American documentary photographer

Matt Black (born 1970) is an American documentary photographer whose work has focused on issues of poverty, migration, and the environment. He is a full member of Magnum Photos. Black's first book, American Geography, was published in 2021 and was exhibited at Deichtorhallen in Hamburg, Germany.

==Life and work==
Black was born in 1970 in Santa Maria, California. He grew up in the town of Visalia, in California's agricultural Central Valley. While attending high school, he worked as a photographer at the Tulare Advance-Register, later the Visalia Times-Delta, where he learned the black and white photojournalism style he has used throughout his career.
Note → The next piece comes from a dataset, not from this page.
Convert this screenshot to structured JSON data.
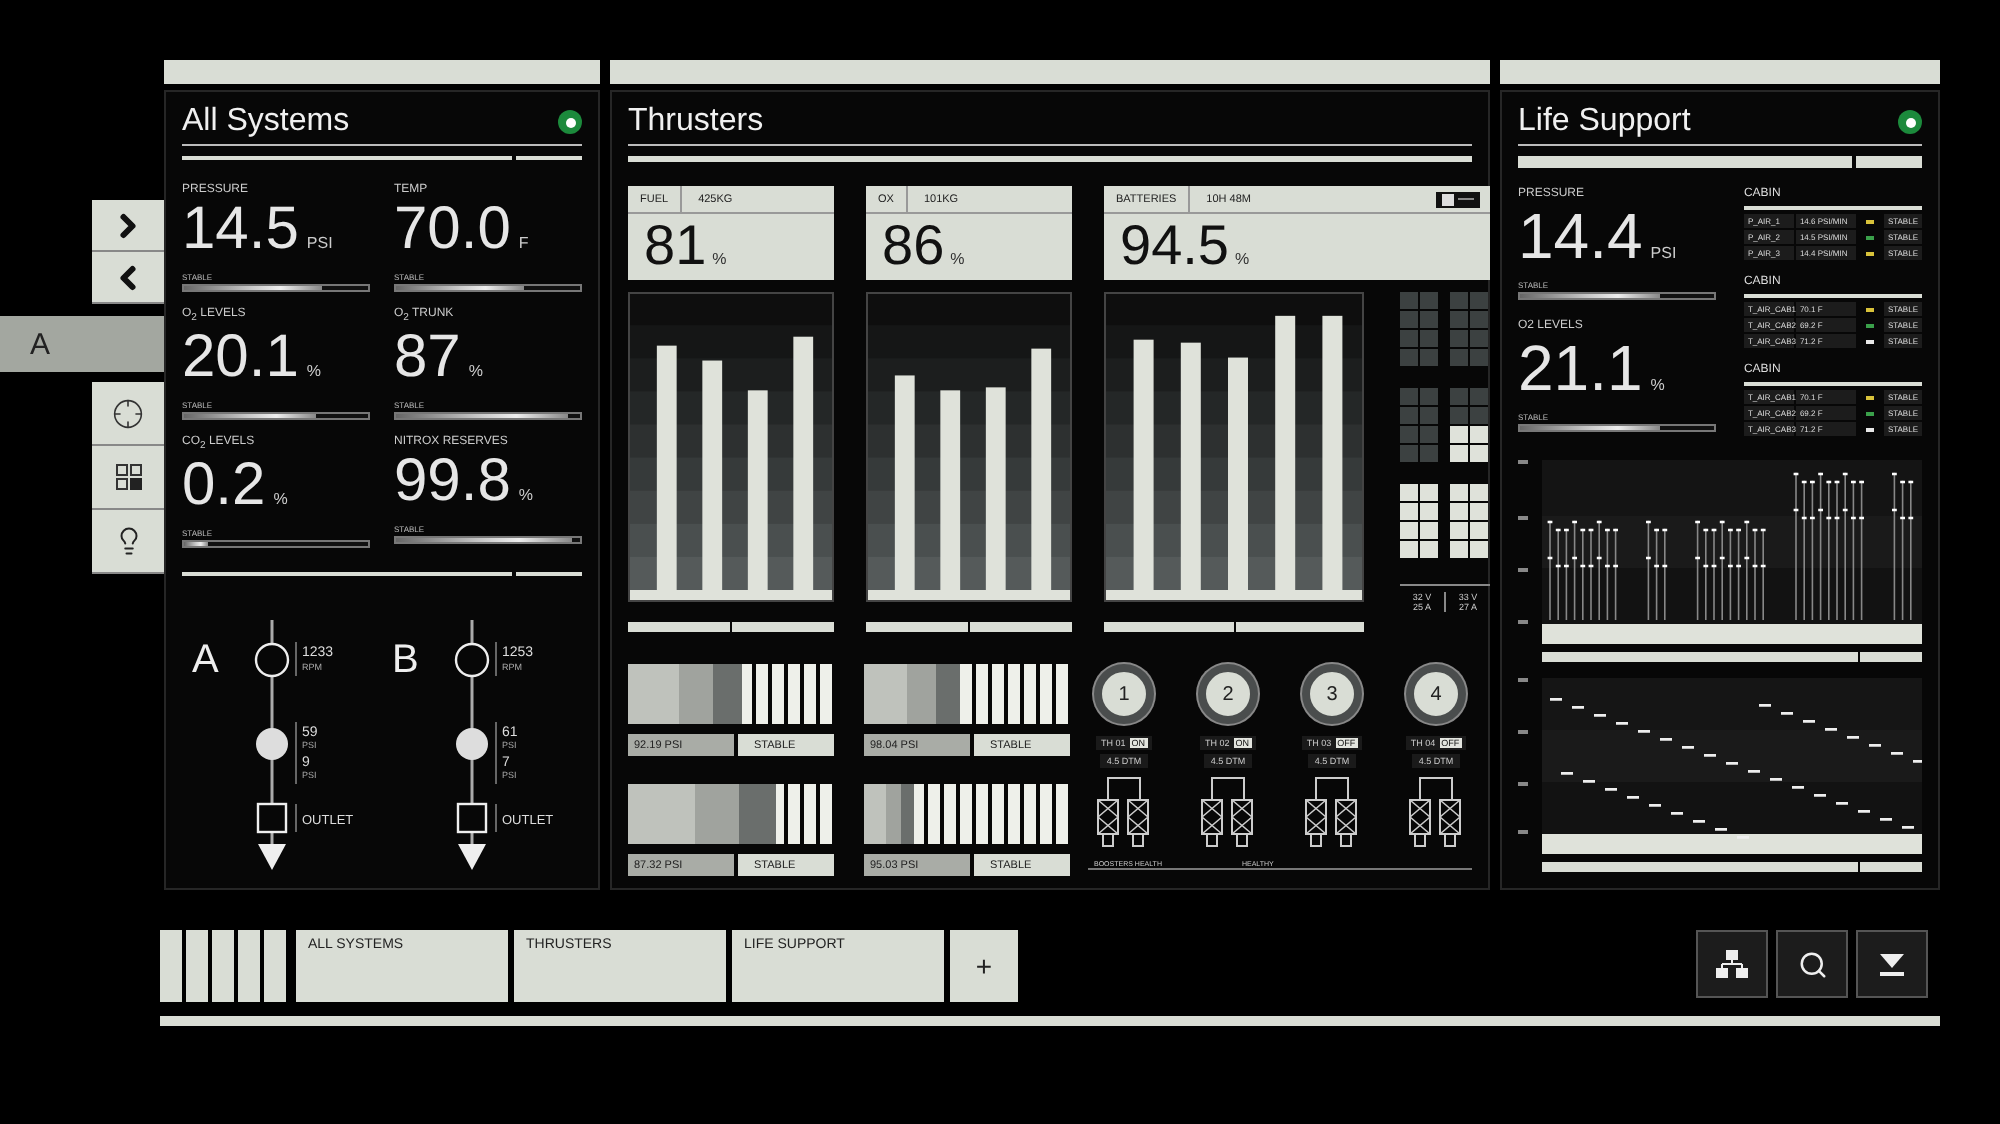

He received a B.A. in Latin American History from San Francisco State University in 1995.

In the early 1990s, Black made several trips to Latin America, making work that in 1993 gained first prize in the Daily Life category of the World Press Photo Award. His 1996 article, "Homage to an Outlaw", published by West Magazine, marked the beginning of his long form photojournalism focusing on rural life in the Central Valley.

Other major projects in the Central Valley include The Black Okies, for which he was named a finalist for the Pulitzer Prize in 2003 and From Dust to Dust, about indigenous Mexican migrants in California, for which he received the Robert F. Kennedy Award for Excellence in Journalism, Domestic Photography category, in 2007.

In 1999, while working on a story about widespread unemployment in the Central Valley in the aftermath of a citrus freeze, Black met a family from Oaxaca, Mexico, which introduced him to the story of indigenous Mixtec migrants. The following year, he travelled to the Mixteca region of southern Mexico, beginning his project The People of Clouds. Again working in the extended photo-essay form, major stories from this project include The Face of the Mountain, After the Fall and The Monster in the Mountains.

In 2014, he began the project The Geography of Poverty, combining geotagged photographs with census data to map and document poor communities. In the summer of 2015, he completed a thirty-state trip photographing seventy of America's poorest places.

In addition to still photography, Black has completed several short documentary films, including After the Fall, Harvest of Shadows, California Paradise Burning and The Monster in the Mountains.

In June 2015 he became a nominee member of Magnum Photos, later an associate member and in 2019 a full member.

He is represented by the Robert Koch Gallery in San Francisco, California.

==Publications==
- American Geography: A Reckoning with a Dream. Thames and Hudson, 2021. ISBN 978-0500545355.
- American Artifacts. Thames and Hudson, 2024. ISBN 978-0500027752.

==Awards==
- 1994: First prize, Daily Life category, World Press Photo Award from World Press Photo, Amsterdam, Netherlands
- 2007: Robert F. Kennedy Award for Excellence in Journalism from Robert F. Kennedy Center for Justice and Human Rights
- 2014: Time's Instagram Photographer of the Year 2014
- 2015: W. Eugene Smith Grant from the W. Eugene Smith Memorial Fund
- 2015: Gerald Loab Award shared with Tom Philpott for the feature article "California Goes Nuts" in Mother Jones
- 2025: Black was awarded a MacArthur Foundation Fellowship, popularly known as the MacArthur Foundation's "Genius Award."

==Exhibitions==
===Solo exhibitions===
- Matt Black: American Geography, Deichtorhallen, Hamburg, Germany, 2020/21

===Exhibitions with others===
- Milk Gallery, New York City, 2016. Photographs by Black, Carolyn Drake, Sohrab Hura, Lorenzo Meloni, Max Pinckers, and Newsha Tavakolian.